Bank also expects one-fifth of local currency debt to be wiped off in renegotiations with creditors

epa08650426 A man walks in front of a mural over the metals barrier erected in front of Le Grey Hotel in Beirut, Lebanon, 06 September 2020. According to Lebanese Health Ministry, at least 190 people were killed, and more than six thousand injured in the Beirut blast that devastated the port area on 04 August and believed to have been caused by an estimated 2,750 tons of ammonium nitrate stored in a warehouse.  EPA/WAEL HAMZEH
Powered by automated translation

Lebanon’s creditors may have to write off almost two-thirds of the value of their foreign currency debt and about 20 per cent of local currency borrowings, according to Citigroup.

One third of the haircuts – the difference between the value of the debt held and the amount that will be repaid – is likely to take place this year and two-thirds next year, Citigroup analyst Michel Nies said in a note to investors.

“These haircuts would also have to be accompanied by a renegotiation of the terms on the remaining debt in order to increase maturities, reduce coupons and introduce grace periods,” Mr Nies wrote in the note.

“In theory, a haircut on local currency debt would not even be necessary to avoid default, but we doubt that international creditors have appetite for (further) Modern Monetary Theory-style experiments,” Mr Nies said, referring to an economic theory that is more expansionary in its outlook than conventional government policies.
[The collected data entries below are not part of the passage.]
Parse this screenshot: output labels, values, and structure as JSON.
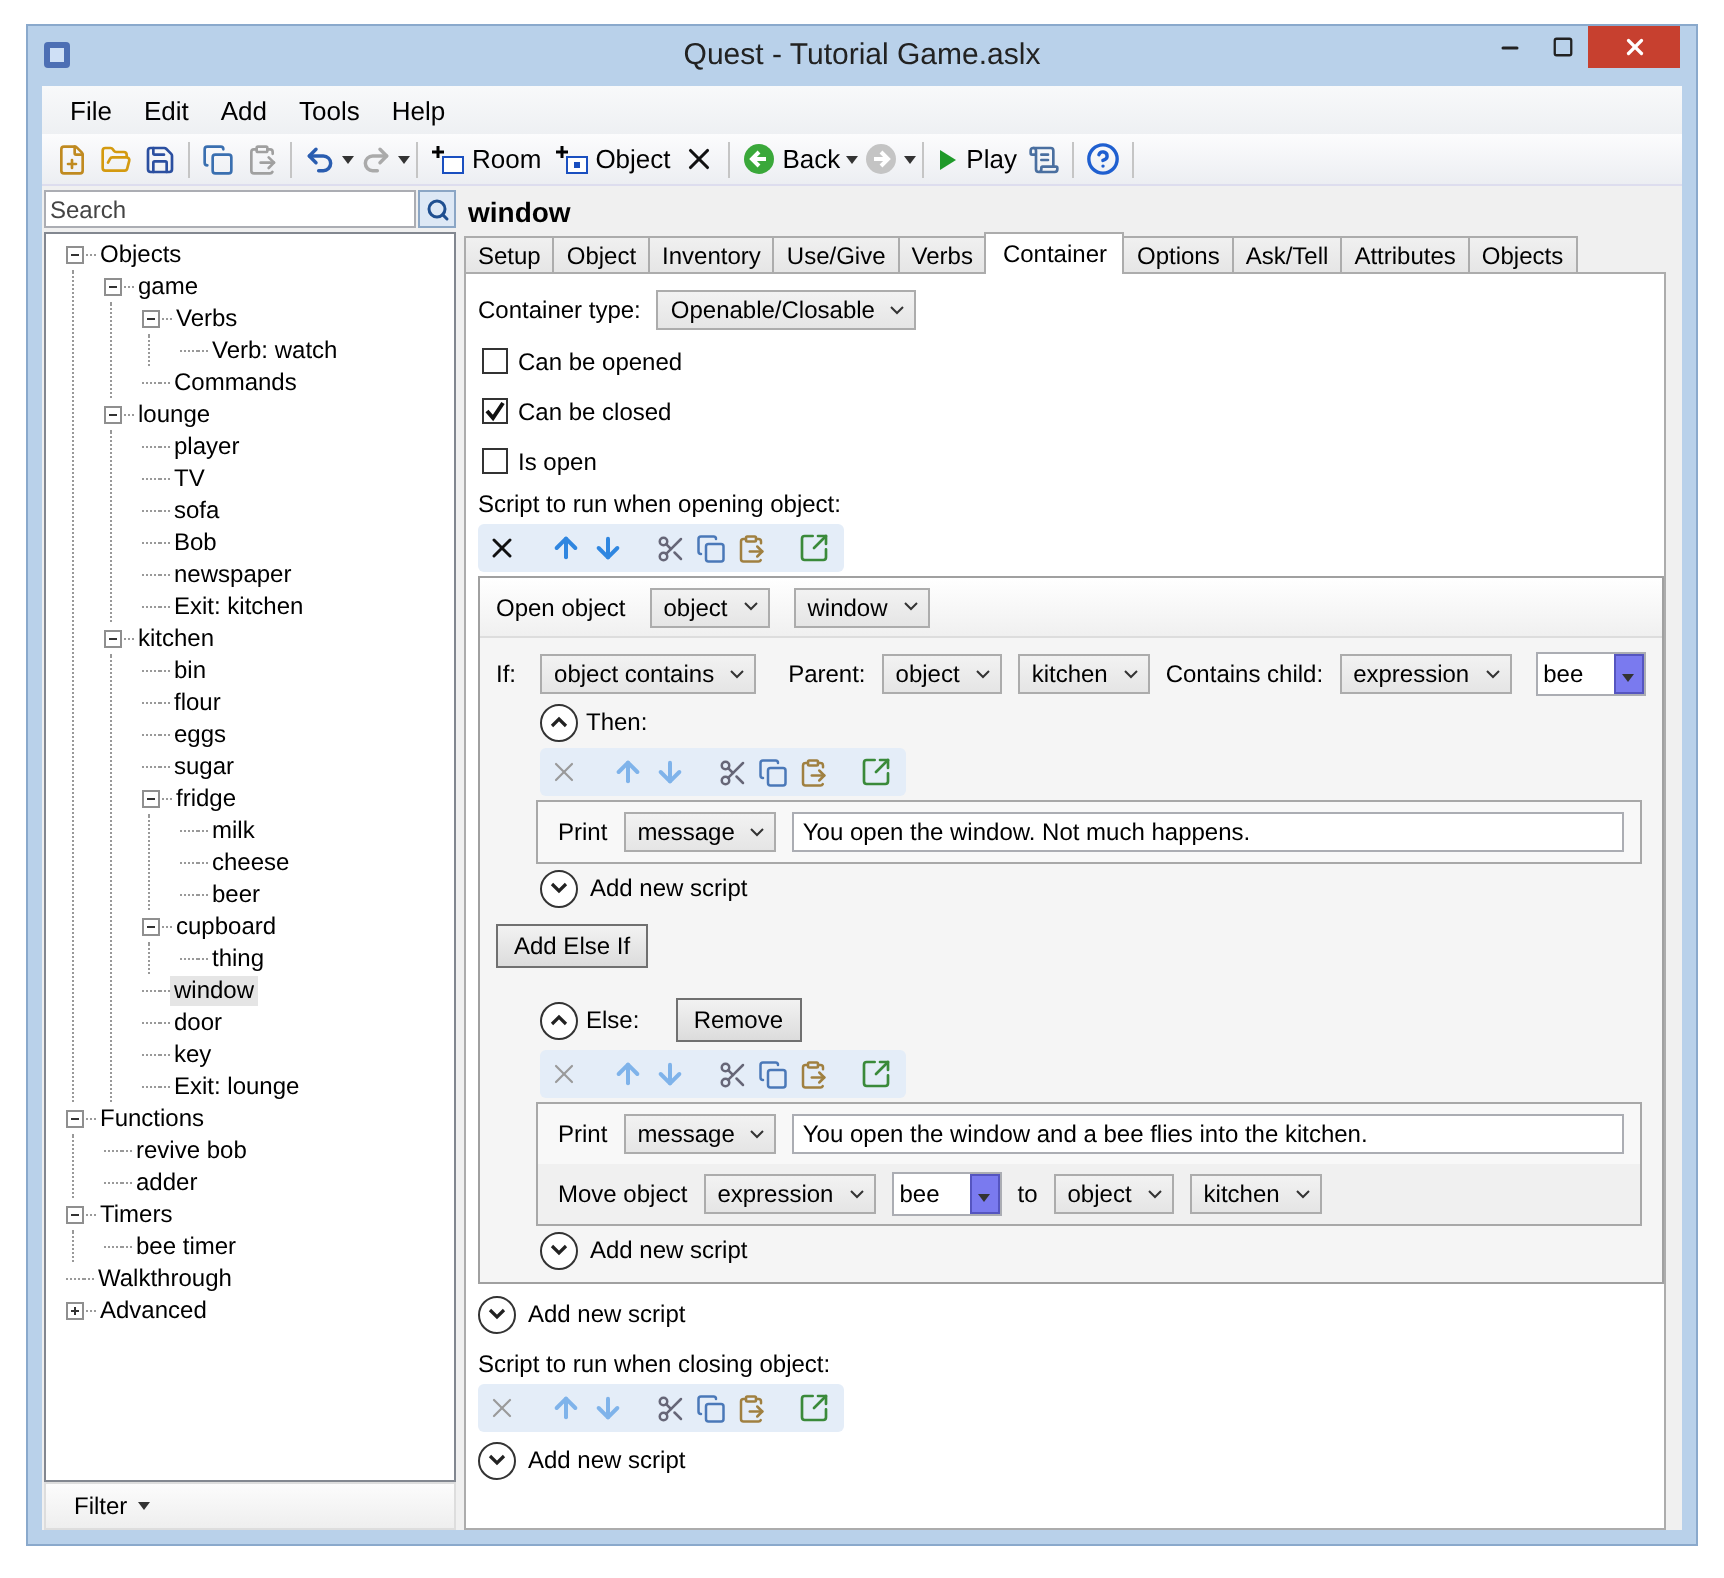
{
  "window": {
    "title": "Quest - Tutorial Game.aslx"
  },
  "menu": [
    "File",
    "Edit",
    "Add",
    "Tools",
    "Help"
  ],
  "toolbar": {
    "room": "Room",
    "object": "Object",
    "back": "Back",
    "play": "Play"
  },
  "search": {
    "placeholder": "Search"
  },
  "tree": [
    {
      "label": "Objects",
      "expanded": true,
      "selected": false,
      "children": [
        {
          "label": "game",
          "expanded": true,
          "selected": false,
          "children": [
            {
              "label": "Verbs",
              "expanded": true,
              "selected": false,
              "children": [
                {
                  "label": "Verb: watch",
                  "selected": false
                }
              ]
            },
            {
              "label": "Commands",
              "selected": false
            }
          ]
        },
        {
          "label": "lounge",
          "expanded": true,
          "selected": false,
          "children": [
            {
              "label": "player",
              "selected": false
            },
            {
              "label": "TV",
              "selected": false
            },
            {
              "label": "sofa",
              "selected": false
            },
            {
              "label": "Bob",
              "selected": false
            },
            {
              "label": "newspaper",
              "selected": false
            },
            {
              "label": "Exit: kitchen",
              "selected": false
            }
          ]
        },
        {
          "label": "kitchen",
          "expanded": true,
          "selected": false,
          "children": [
            {
              "label": "bin",
              "selected": false
            },
            {
              "label": "flour",
              "selected": false
            },
            {
              "label": "eggs",
              "selected": false
            },
            {
              "label": "sugar",
              "selected": false
            },
            {
              "label": "fridge",
              "expanded": true,
              "selected": false,
              "children": [
                {
                  "label": "milk",
                  "selected": false
                },
                {
                  "label": "cheese",
                  "selected": false
                },
                {
                  "label": "beer",
                  "selected": false
                }
              ]
            },
            {
              "label": "cupboard",
              "expanded": true,
              "selected": false,
              "children": [
                {
                  "label": "thing",
                  "selected": false
                }
              ]
            },
            {
              "label": "window",
              "selected": true
            },
            {
              "label": "door",
              "selected": false
            },
            {
              "label": "key",
              "selected": false
            },
            {
              "label": "Exit: lounge",
              "selected": false
            }
          ]
        }
      ]
    },
    {
      "label": "Functions",
      "expanded": true,
      "selected": false,
      "children": [
        {
          "label": "revive bob",
          "selected": false
        },
        {
          "label": "adder",
          "selected": false
        }
      ]
    },
    {
      "label": "Timers",
      "expanded": true,
      "selected": false,
      "children": [
        {
          "label": "bee timer",
          "selected": false
        }
      ]
    },
    {
      "label": "Walkthrough",
      "selected": false
    },
    {
      "label": "Advanced",
      "expanded": false,
      "selected": false
    }
  ],
  "filter": "Filter",
  "object_name": "window",
  "tabs": [
    {
      "label": "Setup",
      "selected": false
    },
    {
      "label": "Object",
      "selected": false
    },
    {
      "label": "Inventory",
      "selected": false
    },
    {
      "label": "Use/Give",
      "selected": false
    },
    {
      "label": "Verbs",
      "selected": false
    },
    {
      "label": "Container",
      "selected": true
    },
    {
      "label": "Options",
      "selected": false
    },
    {
      "label": "Ask/Tell",
      "selected": false
    },
    {
      "label": "Attributes",
      "selected": false
    },
    {
      "label": "Objects",
      "selected": false
    }
  ],
  "container_type": {
    "label": "Container type:",
    "value": "Openable/Closable"
  },
  "checkboxes": [
    {
      "label": "Can be opened",
      "checked": false
    },
    {
      "label": "Can be closed",
      "checked": true
    },
    {
      "label": "Is open",
      "checked": false
    }
  ],
  "open_script": {
    "label": "Script to run when opening object:",
    "toolbar_enabled": true,
    "open_row": {
      "label": "Open object",
      "selects": [
        "object",
        "window"
      ]
    },
    "if": {
      "label": "If:",
      "condition": "object contains",
      "parent_label": "Parent:",
      "parent_selects": [
        "object",
        "kitchen"
      ],
      "child_label": "Contains child:",
      "child_select": "expression",
      "child_value": "bee",
      "then": {
        "label": "Then:",
        "expanded": true,
        "toolbar_enabled": false,
        "scripts": [
          {
            "kind": "print",
            "label": "Print",
            "select": "message",
            "value": "You open the window. Not much happens."
          }
        ],
        "add_new": "Add new script"
      },
      "add_else_if": "Add Else If",
      "else": {
        "label": "Else:",
        "remove": "Remove",
        "expanded": true,
        "toolbar_enabled": false,
        "scripts": [
          {
            "kind": "print",
            "label": "Print",
            "select": "message",
            "value": "You open the window and a bee flies into the kitchen."
          },
          {
            "kind": "move",
            "label": "Move object",
            "select": "expression",
            "value": "bee",
            "to": "to",
            "target_selects": [
              "object",
              "kitchen"
            ]
          }
        ],
        "add_new": "Add new script"
      }
    },
    "add_new": "Add new script"
  },
  "close_script": {
    "label": "Script to run when closing object:",
    "toolbar_enabled": false,
    "add_new": "Add new script"
  }
}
Lebanon is facing its worst economic crisis since its independence in 1943. A massive explosion on August 4 at Beirut port that left 190 people dead, 6,500 injured and reduced large parts of the city to rubble, has also compounded its economic woes.

The Institute of International Finance estimates that Lebanon’s economy will shrink 24 per cent this year. Even before the blast, gross domestic product had been forecast to contract 15 per cent, dragged down by a financial and political crisis that began in October last year.

The inflation rate in Lebanon, whose economy is also weighed down by hosting millions of Syrian refugees, rose to 112.4 per cent in July, compared with under 90 per cent in June, according to official data.

Lebanon has one of the highest debt-to-GDP ratios in the world, with its public debt climbing to $93.4 billion (Dh343bn) at the end of June.

The country defaulted on eurobonds worth $31bn in March, which led its currency – pegged to the US dollar at 1,507.5 pounds since 1997 – to lose more than 80 per cent of its value against the greenback in the black market. The default means that Lebanon is virtually cut off from international debt markets and cannot raise finances to support its economy.

A unification of exchange rates will eventually bring the inflation rate down, Mr Nies said. He sees an initial devaluation of the Lebanese pound to 4,300 per dollar and a further depreciation leading to the Lebanese pound’s exchange rate reaching 8,300 against the greenback by the end of 2024.

Mr Nies said he was reluctant to call his forecast a “base case”, adding that there is “no telling what the consequence of a severely adverse scenario would be like”.

The Lebanese government has turned to the International Monetary Fund for a $10bn bailout, but talks have stalled due to the fractious politics of the country.

Unlocking help from the IMF would be key to the initial stabilisation of Lebanon’s economy, Mr Nies said. He expects Beirut to reach a financing agreement with the IMF this year.